ГАЕЧКИ
Мне попала соринка в глаз. Пока я её вынимал, в другой глаз ещё попала соринка.
Тогда я заметил, что ветер несёт на меня опилки и они тут же ложатся дорожкой в направлении ветра. Значит, в той стороне, откуда был ветер, кто-то работал над сухим деревом.
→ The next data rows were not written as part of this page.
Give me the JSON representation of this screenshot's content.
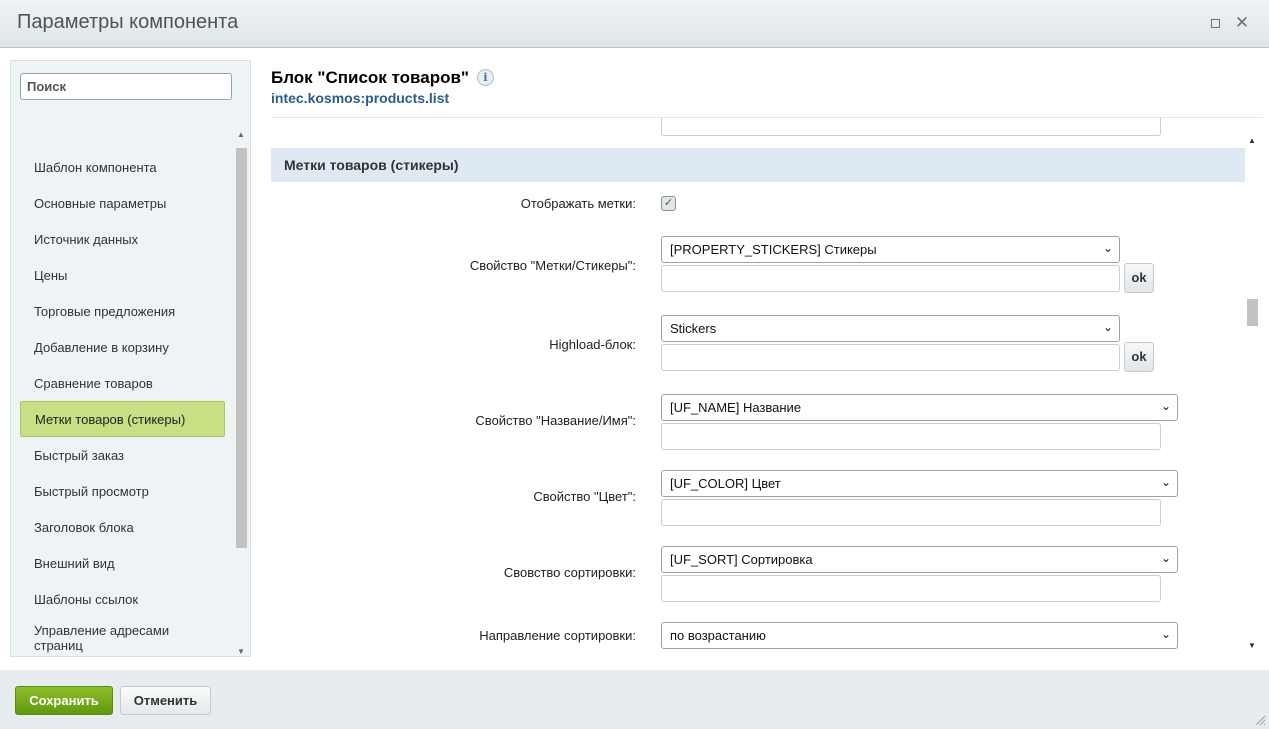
{
  "window": {
    "title": "Параметры компонента",
    "maximize_icon": "square-icon",
    "close_glyph": "✕"
  },
  "sidebar": {
    "search_placeholder": "Поиск",
    "items": [
      {
        "label": "Шаблон компонента"
      },
      {
        "label": "Основные параметры"
      },
      {
        "label": "Источник данных"
      },
      {
        "label": "Цены"
      },
      {
        "label": "Торговые предложения"
      },
      {
        "label": "Добавление в корзину"
      },
      {
        "label": "Сравнение товаров"
      },
      {
        "label": "Метки товаров (стикеры)",
        "active": true
      },
      {
        "label": "Быстрый заказ"
      },
      {
        "label": "Быстрый просмотр"
      },
      {
        "label": "Заголовок блока"
      },
      {
        "label": "Внешний вид"
      },
      {
        "label": "Шаблоны ссылок"
      },
      {
        "label": "Управление адресами страниц"
      }
    ]
  },
  "panel": {
    "title": "Блок \"Список товаров\"",
    "info_glyph": "i",
    "component_id": "intec.kosmos:products.list"
  },
  "section": {
    "title": "Метки товаров (стикеры)",
    "show_labels": {
      "label": "Отображать метки:",
      "checked": true,
      "check_glyph": "✓"
    },
    "stickers_property": {
      "label": "Свойство \"Метки/Стикеры\":",
      "value": "[PROPERTY_STICKERS] Стикеры",
      "ok": "ok"
    },
    "highload_block": {
      "label": "Highload-блок:",
      "value": "Stickers",
      "ok": "ok"
    },
    "name_property": {
      "label": "Свойство \"Название/Имя\":",
      "value": "[UF_NAME] Название"
    },
    "color_property": {
      "label": "Свойство \"Цвет\":",
      "value": "[UF_COLOR] Цвет"
    },
    "sort_property": {
      "label": "Свовство сортировки:",
      "value": "[UF_SORT] Сортировка"
    },
    "sort_direction": {
      "label": "Направление сортировки:",
      "value": "по возрастанию"
    }
  },
  "footer": {
    "save_label": "Сохранить",
    "cancel_label": "Отменить"
  },
  "colors": {
    "active_item": "#c7e084",
    "save_button": "#6ea514",
    "section_header": "#dfe9f3",
    "component_link": "#2a5c8e"
  }
}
Я пошёл на ветер по этой белой дорожке опилок и скоро увидел, что это две самые маленькие синицы, гайки — сизые, с чёрными полосками на белых пухленьких щёчках, — работали носами по сухому дереву и добывали себе насекомых в сухой гнилой древесине. Работа шла так бойко, что птички на моих глазах всё глубже и глубже уходили в дерево. Я терпеливо смотрел на них в бинокль, пока наконец от одной гаечки на виду остался лишь хвостик. Тогда я тихонечко зашёл с другой стороны, подкрался и то место, где торчит хвостик, покрыл ладонью. Птичка в дупле не сделала ни одного движения и сразу как будто умерла. Я принял ладонь, потрогал пальцем хвостик — лежит, не шевелится; погладил пальцем вдоль спинки — лежит, как убитая.
А другая гаечка сидела на ветке в двух-трёх шагах и попискивала. Можно было догадаться, что она убеждала подругу лежать как можно смирнее. «Ты, — говорила она, — лежи и молчи, а я буду около него пищать; он погонится за мной, я полечу, и ты тогда не зевай».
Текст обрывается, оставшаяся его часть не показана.